Unter allen Erscheinungen des Sternenhimmels mußte von frühester Zeit an das Band der Milchstraße Geist und Phantasie des Himmelsbetrachters am stärksten locken. Ein Nebelweg hoch zwischen glitzernden Sternen, der sich vom Firmament aus unerforschter Ferne emporhebt, in schwindelnder Höhe das Land überbrückt und jenseits hinter den Bergen, hinter denen das Glück wohnt, geheimnisvoll versinkt - kann etwas die Sehnsucht des Menschen mehr reizen, den Wissensdurst des Denkers mehr entfachen? In den ältesten Volksmärchen und Göttersagen der grauen Vorzeit taucht das Problem der Milchstraße hervor.

In der römischen Mythologie beschreibt Ovid die Milchstraße als den Weg, auf dem die Götter vom Olymp zum Palast des Zeus hinschreiten, und zu dessen Seiten die Behausungen der Unsterblichen liegen. Bei den Arabern ist sie die Mutter des Himmels, die mit ihrer Milch die Sternkinder nährt, oder der große Himmelsfluß, an dem die Sternbilder der Tiere zur Tränke ziehen. Schön und sinnvoll nannten die Mexikaner die Milchstraße die Schwester des Regenbogens, poetisch und gedankenreich nennen andere Völker sie den Pfad der Toten hinüber ins Land der Seligkeit.

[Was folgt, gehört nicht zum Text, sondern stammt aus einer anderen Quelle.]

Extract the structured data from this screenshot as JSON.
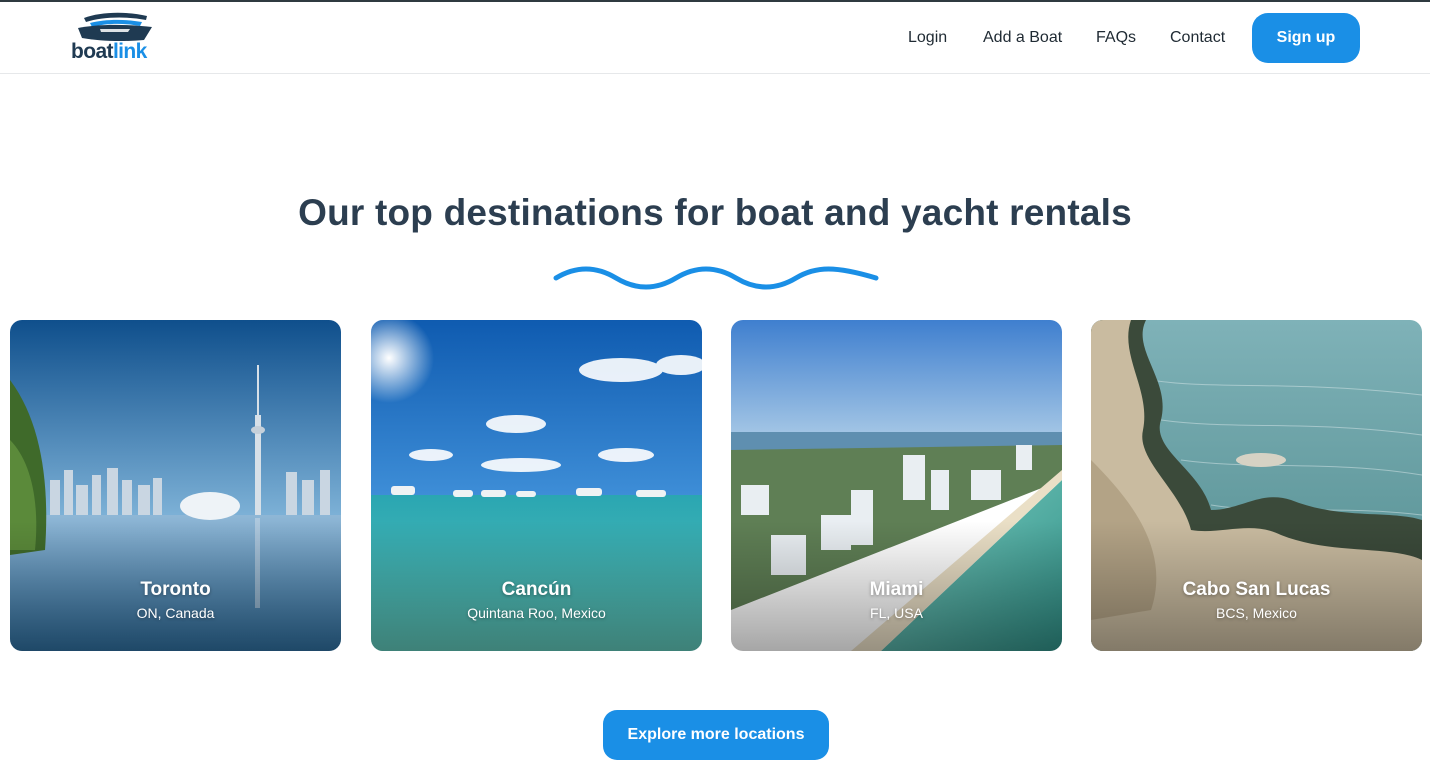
{
  "brand": {
    "logo_part1": "boat",
    "logo_part2": "link",
    "colors": {
      "accent": "#1a8fe6",
      "dark": "#1f3a52",
      "heading": "#2c3e50"
    }
  },
  "nav": {
    "links": [
      "Login",
      "Add a Boat",
      "FAQs",
      "Contact"
    ],
    "signup_label": "Sign up"
  },
  "hero": {
    "title": "Our top destinations for boat and yacht rentals",
    "divider_icon": "wave-icon"
  },
  "destinations": [
    {
      "name": "Toronto",
      "region": "ON, Canada"
    },
    {
      "name": "Cancún",
      "region": "Quintana Roo, Mexico"
    },
    {
      "name": "Miami",
      "region": "FL, USA"
    },
    {
      "name": "Cabo San Lucas",
      "region": "BCS, Mexico"
    }
  ],
  "cta": {
    "explore_label": "Explore more locations"
  }
}
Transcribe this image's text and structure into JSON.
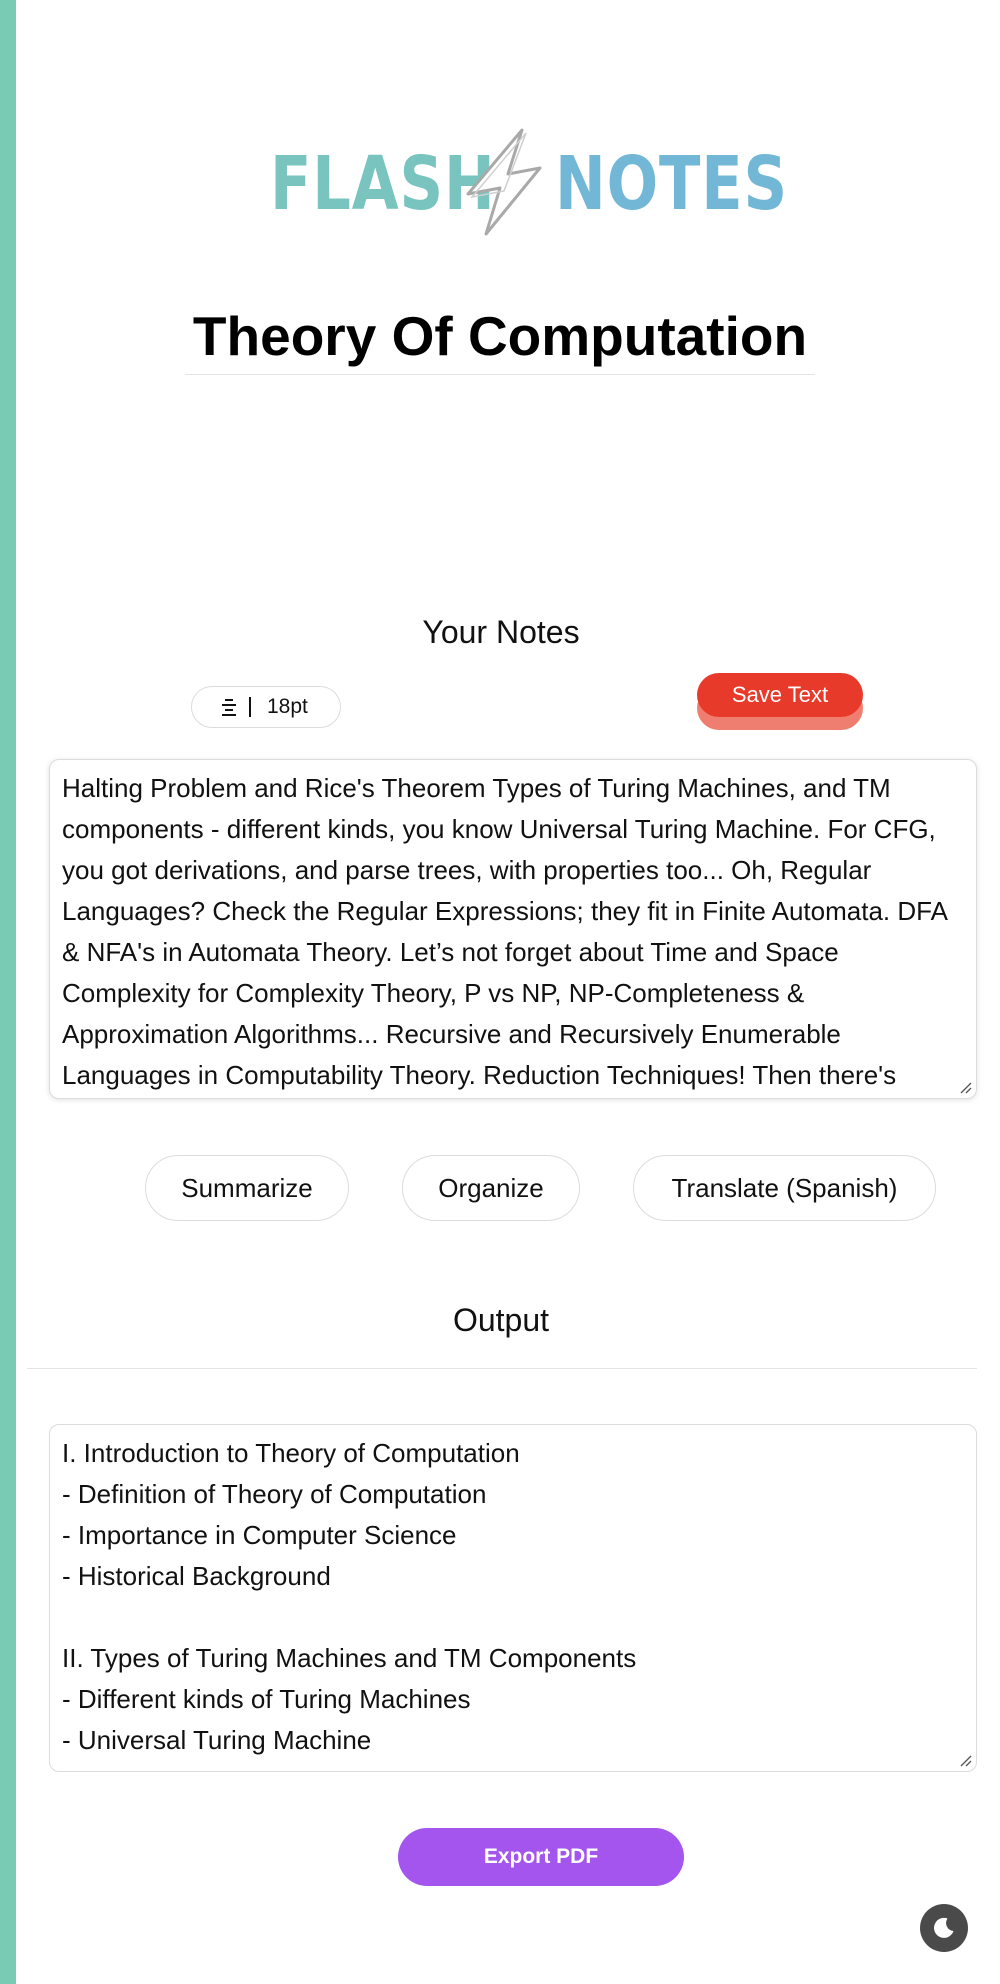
{
  "logo": {
    "word_left": "FLASH",
    "word_right": "NOTES",
    "color_left": "#79c4bf",
    "color_right": "#72b8d6"
  },
  "page": {
    "title": "Theory Of Computation",
    "accent_stripe_color": "#79ccb3"
  },
  "notes": {
    "heading": "Your Notes",
    "font_size_label": "18pt",
    "align_icon": "align-center-icon",
    "save_label": "Save Text",
    "save_color": "#e83a2a",
    "text": "Halting Problem and Rice's Theorem Types of Turing Machines, and TM components - different kinds, you know Universal Turing Machine. For CFG, you got derivations, and parse trees, with properties too... Oh, Regular Languages? Check the Regular Expressions; they fit in Finite Automata. DFA & NFA's in Automata Theory. Let’s not forget about Time and Space Complexity for Complexity Theory, P vs NP, NP-Completeness & Approximation Algorithms... Recursive and Recursively Enumerable Languages in Computability Theory. Reduction Techniques! Then there's"
  },
  "actions": {
    "summarize": "Summarize",
    "organize": "Organize",
    "translate": "Translate (Spanish)"
  },
  "output": {
    "heading": "Output",
    "lines": [
      "I. Introduction to Theory of Computation",
      "- Definition of Theory of Computation",
      "- Importance in Computer Science",
      "- Historical Background",
      "",
      "II. Types of Turing Machines and TM Components",
      "- Different kinds of Turing Machines",
      "- Universal Turing Machine"
    ]
  },
  "export": {
    "label": "Export PDF",
    "color": "#a455ee"
  },
  "theme_toggle": {
    "icon": "moon-icon"
  }
}
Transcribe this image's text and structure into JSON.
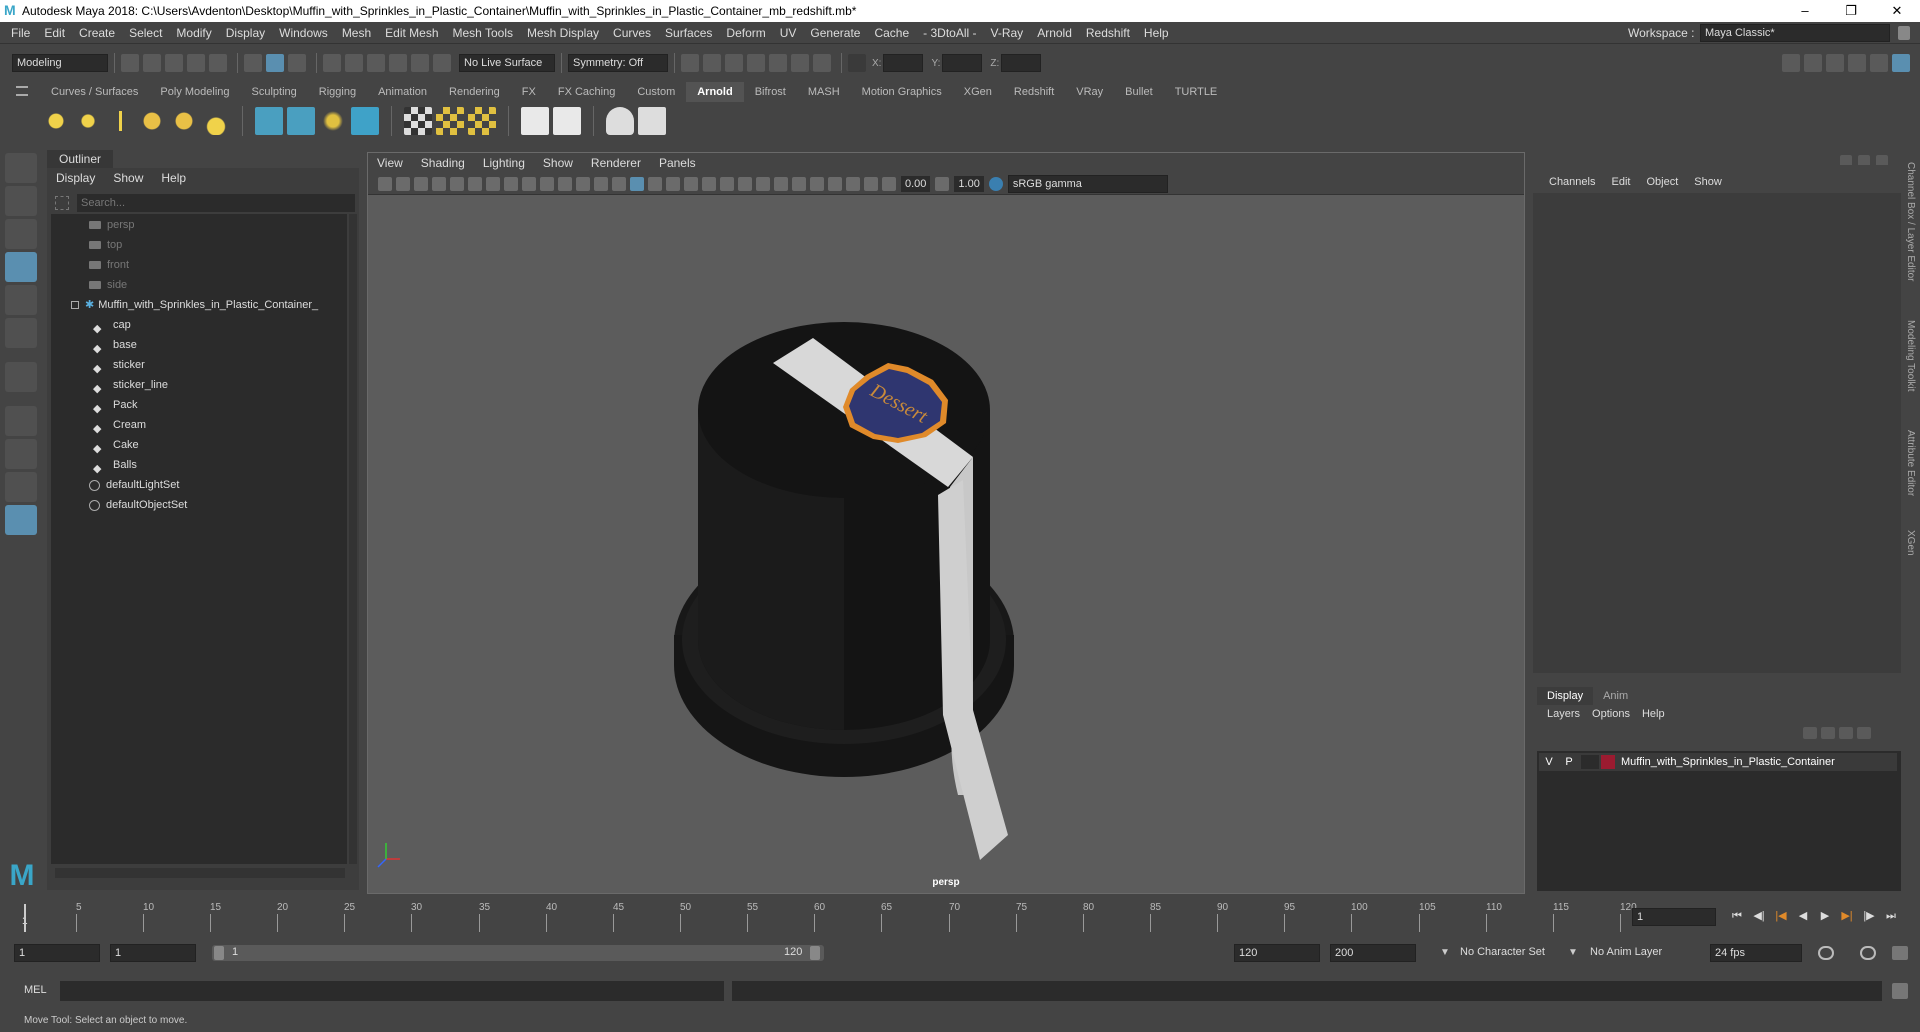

Im Kreise dieser Volksvorstellungen wurde die Wissenschaft geboren. Bei Chinesen, Indern, Ägyptern und Chaldäern blühte die Astronomie, als Europa noch eine Wildnis war. Aber ihre Wissenschaft war auf das Praktische gerichtet und beschränkt auf Landvermessung, Kalenderkunde und Finsternisberechnungen. Für die Nebelferne der Milchstraße hatten die Astronomen zu Peking und die Irispriester am Nil kein Auge. Um sich mit einer so wenig hervortretenden schattenhaften Erscheinung zu befassen, mußte man Philosoph sein und den Himmel nicht als ein Kalendarium, sondern als eine Naturerscheinung, als ein Welträtsel betrachten, das man zu lösen sucht. Daher finden wir die ersten ernsten Gedanken über die Milchstraße bei den griechischen Philosophen. Wie es sich oft ereignet, daß man in kindlicher Unbefangenheit im ersten Zugreifen der Wahrheit näher kommt als durch gewissenhafte Bemühungen, so erfaßten die griechischen Philosophen ohne alle wissenschaftlichen Grundlagen nur von Vernunft, Gedankenklarheit, Schönheitssinn und Wahrheitsdrang geleitet das Bild der Welt in jenen Grundzügen der Wahrheit, die erst durch eine jahrtausendlange Forschung Allgemeingut der Menschheit geworden sind. Man könnte die griechischen Philosophen geradezu die Propheten der Wissenschaft nennen. Pythagoras hat das Wesen der Algebra, Euklid die Fundamente der Geometrie, Aristoteles die Methoden der Naturbeschreibung, Demokrit die Atomlehre, Aristarch die Mechanik unseres Sonnensystems, Epikur mit Lukrez später den Entwicklungsgedanken mit allen seinen Konsequenzen durchgeführt. Unsere ganze moderne naturwissenschaftliche Weltanschauung, die sich erst im 19. Jahrhundert zur vollen Blüte entfaltete, finden wir bei den griechischen Philosophen vor über 2000 Jahren als Knospe sprießen.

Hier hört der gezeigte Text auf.